3 banalne czynności, a fasola nie rozpadnie się i nie będzie powodować wzdęć. Tak robią szefowie kuchni
Fasola dostarcza wielu cennych składników odżywczych. Jej przygotowanie jednak często kończy się uzyskaniem twardych i ciężkostrawnych ziaren. Korzystając z techniki szefów kuchni — którzy płuczą produkt i podwójnie go zagotowują — unikniemy przykrej niespodzianki. Musicie spróbować.
Dlaczego warto jeść fasolę?
Fasola, podobnie jak inne strączki, stanowi świetne źródło roślinnego białka i powinna często gościć nie tylko w diecie wegetarian i wegan. Oprócz ważnego makroskładnika znajdziemy w niej także przeciwutleniacze i liczne pierwiastki takie jak np. żelazo, fosfor czy potas.
Sięgając po ziarno, dostarczymy sobie również błonnika, który reguluje sytość, oraz wielu cennych witamin m.in. C, B6, E czy K. Aby jednak skorzystać z dobroczynnego działania tego produktu, musimy go odpowiednio przyrządzić.
Jak poprawnie gotować fasolę?
W przypadku strączków nie sprawdzi się podejście znane z przyrządzania ryżu czy makaronów. Fasolę należy przed ugotowaniem namoczyć. Proces ten rozpocznie rozkład związków odpowiedzialnych za twardość łupiny i wzdęcia odczuwane po spożyciu nienamaczanego ziarna.
W zależności od wielkości fasola powinna spędzić w wodzie od 8 do 12 godzin , a płynu powinno być 4-krotnie więcej niż ziaren. Potem trzeba go odlać, a samą fasolę opłukać na sicie i doprowadzić do wrzenia w świeżej porcji wody.
W tym momencie należy ponownie zlać płyn i opłukać ziarna. Kolejnym krokiem bezie gotowanie fasoli w czystej wodzie przez kwadrans na niewielkim ogniu. I tym razem jeszcze usuwamy ją po tym czasie, a następnie już gotujemy fasole do miękkości.
Zależnie od gatunku zajmie to od 30 do 60 minut. Po około 20-40 minutach, warto sprawdzić stan strączków — być może będą już odpowiednio przyrządzone. Na koniec fasolę trzeba odcedzić. Lepiej nie przerzucać jej już na sito, by nie uszkodzić skórki.
Jak podawać ugotowaną fasolę?
Fasola doskonale komponuje się z wszelkimi warzywami i może stanowić pyszną bazę roślinnych gulaszy czy zup kremów.
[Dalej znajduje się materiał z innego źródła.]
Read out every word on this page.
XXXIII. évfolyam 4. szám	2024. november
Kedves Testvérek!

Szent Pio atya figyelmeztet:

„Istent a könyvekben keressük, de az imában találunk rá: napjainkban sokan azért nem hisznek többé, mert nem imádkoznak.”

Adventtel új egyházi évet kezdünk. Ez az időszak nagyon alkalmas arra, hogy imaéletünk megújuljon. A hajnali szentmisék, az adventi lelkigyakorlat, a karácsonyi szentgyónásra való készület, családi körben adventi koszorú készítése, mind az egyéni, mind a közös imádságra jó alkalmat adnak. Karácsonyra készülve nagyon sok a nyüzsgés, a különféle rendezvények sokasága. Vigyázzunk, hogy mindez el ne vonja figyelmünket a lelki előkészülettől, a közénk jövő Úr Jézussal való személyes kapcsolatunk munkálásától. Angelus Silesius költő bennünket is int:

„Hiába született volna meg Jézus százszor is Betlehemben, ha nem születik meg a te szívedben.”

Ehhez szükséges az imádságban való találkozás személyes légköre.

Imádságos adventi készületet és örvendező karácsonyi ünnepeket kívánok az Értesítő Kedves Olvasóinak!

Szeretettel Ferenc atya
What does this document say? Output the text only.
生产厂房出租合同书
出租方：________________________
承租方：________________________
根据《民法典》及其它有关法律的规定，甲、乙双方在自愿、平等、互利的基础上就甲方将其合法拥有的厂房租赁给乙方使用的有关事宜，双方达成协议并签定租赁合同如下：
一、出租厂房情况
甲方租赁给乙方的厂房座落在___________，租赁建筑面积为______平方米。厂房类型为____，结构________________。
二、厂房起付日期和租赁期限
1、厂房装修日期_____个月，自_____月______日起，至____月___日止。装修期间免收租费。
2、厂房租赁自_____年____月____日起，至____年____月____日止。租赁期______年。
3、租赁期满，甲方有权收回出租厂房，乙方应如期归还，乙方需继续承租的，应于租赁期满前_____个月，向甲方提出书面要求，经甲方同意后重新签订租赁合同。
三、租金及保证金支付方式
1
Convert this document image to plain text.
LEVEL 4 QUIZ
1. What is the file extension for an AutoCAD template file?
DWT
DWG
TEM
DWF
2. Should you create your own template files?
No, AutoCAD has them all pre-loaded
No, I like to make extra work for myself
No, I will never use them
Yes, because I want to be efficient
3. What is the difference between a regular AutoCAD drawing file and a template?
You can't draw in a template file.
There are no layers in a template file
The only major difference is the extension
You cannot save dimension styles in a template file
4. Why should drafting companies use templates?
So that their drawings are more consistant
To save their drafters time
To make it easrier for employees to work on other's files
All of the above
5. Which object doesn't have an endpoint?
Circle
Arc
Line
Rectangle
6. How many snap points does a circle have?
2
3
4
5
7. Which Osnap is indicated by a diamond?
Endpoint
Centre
Ze względu na długi czas przygotowania bardzo dobrym pomysłem jest jednorazowe ugotowanie większej ilości ziaren i zamrożenie ich w niewielkich porcjach.
Wystarczy wrzucić wyjęty z zamrażarki produkt pod koniec przyrządzania potrawy , by zagotowując go szybko, dodać do niej porcję białka. Świetny obiad powstanie w mniej niż pół godziny.
Zarówno mrożone, jak i świeżo ugotowane ziarno sprawdzi się jako materiał na fasolkę po bretońsku . Polecamy także smaczną i sycącą surówkę z fasoli czerwonej . Można ją zjeść nawet solo z kromką żytniego pieczywa.